Le thème de l'artiste (re)copié/transfo me va d'ailleurs revenir à trois reprises : dans « Lamente-toi, Sagesse », de Jean-Louis Trudel, c'est une musicienne qui s'est coupée les mains pour sublimer son art, et dans « Reprendre, c'est voler », Ayerdhal nous rejoue Mozart contre Salieri, variation sur le thème mode 31e siècle. Dans les trois cas, ça finit mal, Trudel et Ayerdhal menant cependant sans problème leur barque sur le rivages chargés du conte futuriste.
Autre fable, « La paix éternelle » chantée par Pierre Bordage : plus traditionnel, mais toujours aussi dépaysant épique et sensuel. La dernière mission du valeureux Kori Amos, le plus célèbre des guerriers des Nuées, atteint non sans une touche naïve une dimension mythologique rafraîchissante.
À la condition d'oublier l'anecdotique « Chaque jour est un nouveau combat » de Bernard Les Fourmis Werber (ça ressemble à de la fantasy et pas à la meilleure, et ça n'en n'est même pas), nous en arrivons aux raisons les plus fondamentales d'acquérir d'urgence l'anthologie en question : vision en cinémascope, sensorama et kinesthésitron de Jean-Marc Ligny (« Labyrinthe de la nuit »), les enquêtes du clonebuster volant de Richard Canal (« Les heureux damnés »), le jardin luxuriant et embaumé (à tous les sens du terme) de Jean-Claude Dunyach (« Le Jugement des oiseaux ») — et surtout, encore et toujours, l'extraordinaire « Nulle part à Livérion » de Serge Lehman, impossible à apprécier totalement sans avoir lu F.A.U.S.T., dont le premier et superbe tome vient de paraître au Fleuve Noir. Livérion est-il un mythe ou la réalité? Paul Coray (qui n'est autre que le père de Chan Coray, le jeune héros de F.A.U.S.T.) s'efforce de découvrir ce que les multinationales veulent lui cacher (à moins que…). La richesse, l'ampleur de la flexion et de ses racines culturelles m'ont laissés pantois. Tout cela saura-t-il vous séduire ? Sans aucun doute.

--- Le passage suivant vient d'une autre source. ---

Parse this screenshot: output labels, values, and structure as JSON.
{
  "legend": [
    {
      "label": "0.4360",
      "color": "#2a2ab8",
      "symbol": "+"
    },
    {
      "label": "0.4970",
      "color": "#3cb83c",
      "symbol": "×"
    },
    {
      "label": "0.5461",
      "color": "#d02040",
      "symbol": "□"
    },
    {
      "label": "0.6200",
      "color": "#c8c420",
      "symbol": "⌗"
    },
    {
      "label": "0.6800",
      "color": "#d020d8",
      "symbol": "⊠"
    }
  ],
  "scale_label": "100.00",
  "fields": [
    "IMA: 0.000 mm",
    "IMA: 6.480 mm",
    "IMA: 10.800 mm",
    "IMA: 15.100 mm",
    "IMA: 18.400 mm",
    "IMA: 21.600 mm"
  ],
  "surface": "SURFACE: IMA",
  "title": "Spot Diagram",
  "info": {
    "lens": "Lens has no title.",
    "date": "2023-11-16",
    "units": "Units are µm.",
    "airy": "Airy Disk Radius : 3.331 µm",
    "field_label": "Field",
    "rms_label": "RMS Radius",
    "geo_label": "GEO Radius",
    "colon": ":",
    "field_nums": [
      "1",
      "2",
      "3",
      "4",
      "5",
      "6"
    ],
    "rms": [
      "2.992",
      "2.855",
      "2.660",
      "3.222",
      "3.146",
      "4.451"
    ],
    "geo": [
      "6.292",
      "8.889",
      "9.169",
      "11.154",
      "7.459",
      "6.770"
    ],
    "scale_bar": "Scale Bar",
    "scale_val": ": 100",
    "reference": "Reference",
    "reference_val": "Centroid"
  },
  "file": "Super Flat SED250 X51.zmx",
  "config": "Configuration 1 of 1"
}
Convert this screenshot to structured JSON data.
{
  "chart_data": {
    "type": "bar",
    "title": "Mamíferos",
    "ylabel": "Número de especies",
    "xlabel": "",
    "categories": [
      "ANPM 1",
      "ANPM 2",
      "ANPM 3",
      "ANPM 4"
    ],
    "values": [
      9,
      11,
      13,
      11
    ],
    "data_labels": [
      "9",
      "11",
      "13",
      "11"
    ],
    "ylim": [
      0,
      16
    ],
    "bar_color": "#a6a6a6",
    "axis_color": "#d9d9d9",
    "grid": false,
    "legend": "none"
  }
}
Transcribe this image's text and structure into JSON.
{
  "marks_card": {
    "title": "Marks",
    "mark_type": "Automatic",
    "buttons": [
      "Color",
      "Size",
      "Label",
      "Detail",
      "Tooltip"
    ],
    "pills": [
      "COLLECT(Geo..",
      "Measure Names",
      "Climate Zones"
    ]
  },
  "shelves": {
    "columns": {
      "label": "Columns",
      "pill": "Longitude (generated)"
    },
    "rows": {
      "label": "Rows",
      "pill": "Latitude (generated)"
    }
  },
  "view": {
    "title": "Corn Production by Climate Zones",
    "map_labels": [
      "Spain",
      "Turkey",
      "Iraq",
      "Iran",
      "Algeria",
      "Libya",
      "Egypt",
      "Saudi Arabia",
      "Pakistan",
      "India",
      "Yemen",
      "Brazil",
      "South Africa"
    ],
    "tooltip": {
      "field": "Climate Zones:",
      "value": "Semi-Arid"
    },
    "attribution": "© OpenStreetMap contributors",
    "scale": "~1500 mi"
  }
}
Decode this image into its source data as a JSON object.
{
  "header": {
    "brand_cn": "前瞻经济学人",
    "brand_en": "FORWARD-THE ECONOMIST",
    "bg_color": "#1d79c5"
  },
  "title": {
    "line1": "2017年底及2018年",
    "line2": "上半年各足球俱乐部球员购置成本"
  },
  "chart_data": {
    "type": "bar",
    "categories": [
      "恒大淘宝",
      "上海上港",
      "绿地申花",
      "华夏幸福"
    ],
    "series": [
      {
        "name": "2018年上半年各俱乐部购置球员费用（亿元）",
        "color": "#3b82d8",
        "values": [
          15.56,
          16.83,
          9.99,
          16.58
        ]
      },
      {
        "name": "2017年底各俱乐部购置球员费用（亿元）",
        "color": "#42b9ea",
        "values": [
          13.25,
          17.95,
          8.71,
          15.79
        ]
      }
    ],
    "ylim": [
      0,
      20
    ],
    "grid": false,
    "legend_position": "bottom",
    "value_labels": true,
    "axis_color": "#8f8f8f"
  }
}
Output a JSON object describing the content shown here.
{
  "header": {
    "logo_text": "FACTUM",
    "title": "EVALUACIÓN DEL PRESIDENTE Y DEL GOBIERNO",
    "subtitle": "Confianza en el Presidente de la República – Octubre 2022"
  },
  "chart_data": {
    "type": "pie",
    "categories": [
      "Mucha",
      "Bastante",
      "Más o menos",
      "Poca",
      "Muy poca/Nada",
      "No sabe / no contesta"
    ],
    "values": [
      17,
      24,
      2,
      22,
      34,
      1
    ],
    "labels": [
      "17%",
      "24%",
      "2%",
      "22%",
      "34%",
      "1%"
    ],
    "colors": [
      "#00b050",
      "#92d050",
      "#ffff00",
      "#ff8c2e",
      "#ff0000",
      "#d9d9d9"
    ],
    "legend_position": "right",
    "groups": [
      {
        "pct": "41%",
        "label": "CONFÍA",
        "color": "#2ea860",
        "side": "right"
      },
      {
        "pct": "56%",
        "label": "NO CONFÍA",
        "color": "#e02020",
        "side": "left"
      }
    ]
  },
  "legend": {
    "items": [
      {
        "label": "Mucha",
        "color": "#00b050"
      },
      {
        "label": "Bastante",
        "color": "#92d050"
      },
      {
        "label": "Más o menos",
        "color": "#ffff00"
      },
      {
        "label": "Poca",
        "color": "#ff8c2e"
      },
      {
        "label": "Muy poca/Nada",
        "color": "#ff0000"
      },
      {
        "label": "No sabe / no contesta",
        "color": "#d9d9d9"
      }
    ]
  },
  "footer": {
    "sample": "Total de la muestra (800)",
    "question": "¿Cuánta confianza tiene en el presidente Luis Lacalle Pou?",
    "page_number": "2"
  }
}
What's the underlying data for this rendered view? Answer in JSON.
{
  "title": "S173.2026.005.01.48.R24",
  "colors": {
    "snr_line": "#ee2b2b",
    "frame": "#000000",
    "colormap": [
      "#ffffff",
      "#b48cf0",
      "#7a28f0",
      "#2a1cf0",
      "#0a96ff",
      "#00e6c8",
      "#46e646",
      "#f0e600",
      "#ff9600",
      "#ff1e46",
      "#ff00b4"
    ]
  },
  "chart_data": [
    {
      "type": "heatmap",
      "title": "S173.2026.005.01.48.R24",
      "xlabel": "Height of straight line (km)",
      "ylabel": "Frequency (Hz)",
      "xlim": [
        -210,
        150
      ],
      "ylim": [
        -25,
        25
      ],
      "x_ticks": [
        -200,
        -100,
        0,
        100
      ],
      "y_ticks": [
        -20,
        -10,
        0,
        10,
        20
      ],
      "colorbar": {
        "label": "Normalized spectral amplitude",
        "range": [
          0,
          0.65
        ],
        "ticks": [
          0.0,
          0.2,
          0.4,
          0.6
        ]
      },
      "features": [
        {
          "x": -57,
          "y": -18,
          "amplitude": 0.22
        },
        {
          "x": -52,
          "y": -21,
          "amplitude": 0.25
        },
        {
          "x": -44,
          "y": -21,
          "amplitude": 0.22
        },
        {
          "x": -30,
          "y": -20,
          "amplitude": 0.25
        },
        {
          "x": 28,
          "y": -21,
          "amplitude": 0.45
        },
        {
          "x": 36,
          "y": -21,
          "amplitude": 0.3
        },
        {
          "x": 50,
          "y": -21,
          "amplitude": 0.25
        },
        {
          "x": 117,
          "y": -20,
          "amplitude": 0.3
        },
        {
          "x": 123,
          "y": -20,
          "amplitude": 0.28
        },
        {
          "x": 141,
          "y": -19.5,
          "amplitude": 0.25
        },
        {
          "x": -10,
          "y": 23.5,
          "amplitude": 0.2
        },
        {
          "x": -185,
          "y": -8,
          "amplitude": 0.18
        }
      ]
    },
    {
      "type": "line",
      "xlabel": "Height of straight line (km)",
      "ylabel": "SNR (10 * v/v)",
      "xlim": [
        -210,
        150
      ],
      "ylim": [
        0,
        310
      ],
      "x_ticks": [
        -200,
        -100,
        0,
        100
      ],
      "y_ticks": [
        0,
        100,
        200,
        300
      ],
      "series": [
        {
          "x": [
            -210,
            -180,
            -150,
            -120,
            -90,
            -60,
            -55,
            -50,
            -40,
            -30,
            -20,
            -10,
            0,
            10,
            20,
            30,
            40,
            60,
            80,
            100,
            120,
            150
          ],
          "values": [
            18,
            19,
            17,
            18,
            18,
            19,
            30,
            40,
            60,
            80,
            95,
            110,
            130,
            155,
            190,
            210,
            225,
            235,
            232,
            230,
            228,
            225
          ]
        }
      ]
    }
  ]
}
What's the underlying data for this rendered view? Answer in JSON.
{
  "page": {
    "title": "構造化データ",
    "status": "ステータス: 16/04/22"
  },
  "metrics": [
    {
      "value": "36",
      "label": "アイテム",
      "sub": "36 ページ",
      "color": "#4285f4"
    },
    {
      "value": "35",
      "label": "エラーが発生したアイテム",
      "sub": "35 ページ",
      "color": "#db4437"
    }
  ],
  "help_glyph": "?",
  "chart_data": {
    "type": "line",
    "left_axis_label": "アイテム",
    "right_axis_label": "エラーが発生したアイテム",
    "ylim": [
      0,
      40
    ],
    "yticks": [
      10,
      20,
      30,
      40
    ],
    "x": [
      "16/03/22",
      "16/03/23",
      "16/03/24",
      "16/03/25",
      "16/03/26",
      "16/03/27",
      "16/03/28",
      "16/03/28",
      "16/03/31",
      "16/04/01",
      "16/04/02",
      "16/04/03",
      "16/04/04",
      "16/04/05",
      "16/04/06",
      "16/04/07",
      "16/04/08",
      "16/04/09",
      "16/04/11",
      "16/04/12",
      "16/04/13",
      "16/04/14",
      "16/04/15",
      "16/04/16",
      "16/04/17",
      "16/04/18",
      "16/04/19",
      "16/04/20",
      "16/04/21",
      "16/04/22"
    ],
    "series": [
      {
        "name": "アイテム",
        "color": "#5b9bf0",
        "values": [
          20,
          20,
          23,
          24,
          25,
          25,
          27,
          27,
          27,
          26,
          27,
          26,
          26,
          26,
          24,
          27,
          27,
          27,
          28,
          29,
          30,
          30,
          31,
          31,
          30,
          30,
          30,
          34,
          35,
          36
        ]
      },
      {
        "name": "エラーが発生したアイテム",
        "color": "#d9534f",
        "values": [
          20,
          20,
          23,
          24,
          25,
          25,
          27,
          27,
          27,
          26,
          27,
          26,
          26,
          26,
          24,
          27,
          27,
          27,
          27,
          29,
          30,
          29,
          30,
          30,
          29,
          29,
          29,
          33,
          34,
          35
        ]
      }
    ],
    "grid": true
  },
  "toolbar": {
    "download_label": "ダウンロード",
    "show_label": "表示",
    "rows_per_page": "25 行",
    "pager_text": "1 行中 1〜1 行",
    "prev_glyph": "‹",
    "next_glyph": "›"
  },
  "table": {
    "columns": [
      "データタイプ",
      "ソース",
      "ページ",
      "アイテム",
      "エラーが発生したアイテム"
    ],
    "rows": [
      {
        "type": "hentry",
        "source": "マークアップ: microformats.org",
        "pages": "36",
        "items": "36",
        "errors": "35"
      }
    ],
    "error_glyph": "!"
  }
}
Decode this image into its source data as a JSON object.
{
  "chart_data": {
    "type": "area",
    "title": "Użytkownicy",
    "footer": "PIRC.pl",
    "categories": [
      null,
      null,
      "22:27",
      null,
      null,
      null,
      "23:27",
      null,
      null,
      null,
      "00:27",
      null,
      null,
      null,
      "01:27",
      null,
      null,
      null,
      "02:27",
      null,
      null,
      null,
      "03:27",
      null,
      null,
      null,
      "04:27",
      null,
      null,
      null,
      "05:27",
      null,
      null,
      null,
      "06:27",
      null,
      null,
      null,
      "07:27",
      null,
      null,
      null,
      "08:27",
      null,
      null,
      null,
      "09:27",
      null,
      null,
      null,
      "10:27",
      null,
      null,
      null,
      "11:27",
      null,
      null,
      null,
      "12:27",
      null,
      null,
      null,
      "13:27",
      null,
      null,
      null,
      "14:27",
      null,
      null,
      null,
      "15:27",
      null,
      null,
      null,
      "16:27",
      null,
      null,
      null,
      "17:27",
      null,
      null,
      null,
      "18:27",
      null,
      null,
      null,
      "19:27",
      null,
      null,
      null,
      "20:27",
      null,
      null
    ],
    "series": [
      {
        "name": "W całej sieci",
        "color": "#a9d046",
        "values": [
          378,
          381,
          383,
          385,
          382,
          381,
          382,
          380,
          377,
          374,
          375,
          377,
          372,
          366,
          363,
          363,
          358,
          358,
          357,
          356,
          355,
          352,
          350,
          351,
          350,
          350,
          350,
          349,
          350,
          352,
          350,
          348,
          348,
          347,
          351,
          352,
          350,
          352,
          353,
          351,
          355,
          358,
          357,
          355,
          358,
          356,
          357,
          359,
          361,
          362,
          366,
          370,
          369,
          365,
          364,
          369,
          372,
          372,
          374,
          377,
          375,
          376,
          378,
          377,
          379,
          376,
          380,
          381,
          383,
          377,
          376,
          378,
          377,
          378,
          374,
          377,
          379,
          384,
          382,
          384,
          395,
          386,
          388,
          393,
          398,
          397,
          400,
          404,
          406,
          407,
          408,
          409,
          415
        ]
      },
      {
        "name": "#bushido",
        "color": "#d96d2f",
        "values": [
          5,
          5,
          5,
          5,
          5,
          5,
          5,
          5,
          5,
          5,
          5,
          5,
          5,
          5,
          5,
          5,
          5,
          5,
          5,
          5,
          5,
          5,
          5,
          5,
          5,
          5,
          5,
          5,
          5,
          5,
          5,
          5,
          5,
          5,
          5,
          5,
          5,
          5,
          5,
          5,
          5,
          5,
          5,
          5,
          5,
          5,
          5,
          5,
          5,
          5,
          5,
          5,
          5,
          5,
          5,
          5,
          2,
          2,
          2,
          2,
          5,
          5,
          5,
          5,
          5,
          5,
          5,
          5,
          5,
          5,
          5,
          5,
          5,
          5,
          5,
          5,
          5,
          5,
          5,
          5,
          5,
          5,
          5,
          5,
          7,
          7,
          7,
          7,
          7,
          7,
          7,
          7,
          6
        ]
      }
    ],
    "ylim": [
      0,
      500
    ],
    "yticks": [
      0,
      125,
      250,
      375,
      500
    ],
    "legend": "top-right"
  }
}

Alors, que conclure sur la « nouvelle» génération francophone ? Premier constat, anticipation rime toujours avec dépression. Sur neuf textes récents six se terminent franchement mal, trois se concluent à peu près bien pour leur héros. Second constat, anticipation rime aussi avec évasion. En écartant cette fois-ci la nouvelle de Werber qui, de toute manière, ne touche à rien, seul Serge Lehman s'intéresse au futur proche et reste en prise directe avec le XXe siècle. Si d'un côté la littérature post soixante-huitarde, aussi véhémente que lourdingue, est bien morte, on est loin de la Terre, de l'an 2000, et de la matérialisation annoncée des rêves les plus fous et les plus dangereux de l'homme : génie génétique, omnipotence sur la matière par le biais des nanotechnologies, faillite des idéologies, survie de l'écrit, de la culture, du langage humain et des libertés à l'ère de la mondialisation et du multimédia. Aucun de ces thèmes n'est le centre véritable des nouvelles de Genèses.
Bien sûr, Trudel cite incidemment les nanorobots (version améliorée du scalpel chirurgical), Ayerdhal évoque vaguement l'immortalité (voir la chute), et on parle beaucoup de clonage et d'implants cybernétiques. Mais toutes ces intrigues se concentrent sur des « petits » drames personnels d'individus d'exception (les « artistes suprêmes » semblent triompher au palmarès). Toutes ces technologies ne s'illustrent que de manière limitée, gratuite (chorégraphier des spectacles purement distractifs), et le plus souvent destructive, quand il ne s'agit pas de simple imposture.
Dernier constat, les intrigues denses, à plusieurs niveaux, rebondissements et personnages clefs, sont encore rares. Toutefois les auteurs de Genèses (Werber excepté) sont loin de se contenter d'effets de style, comme c'est bien trop souvent le cas, hélas, en matière fantastique.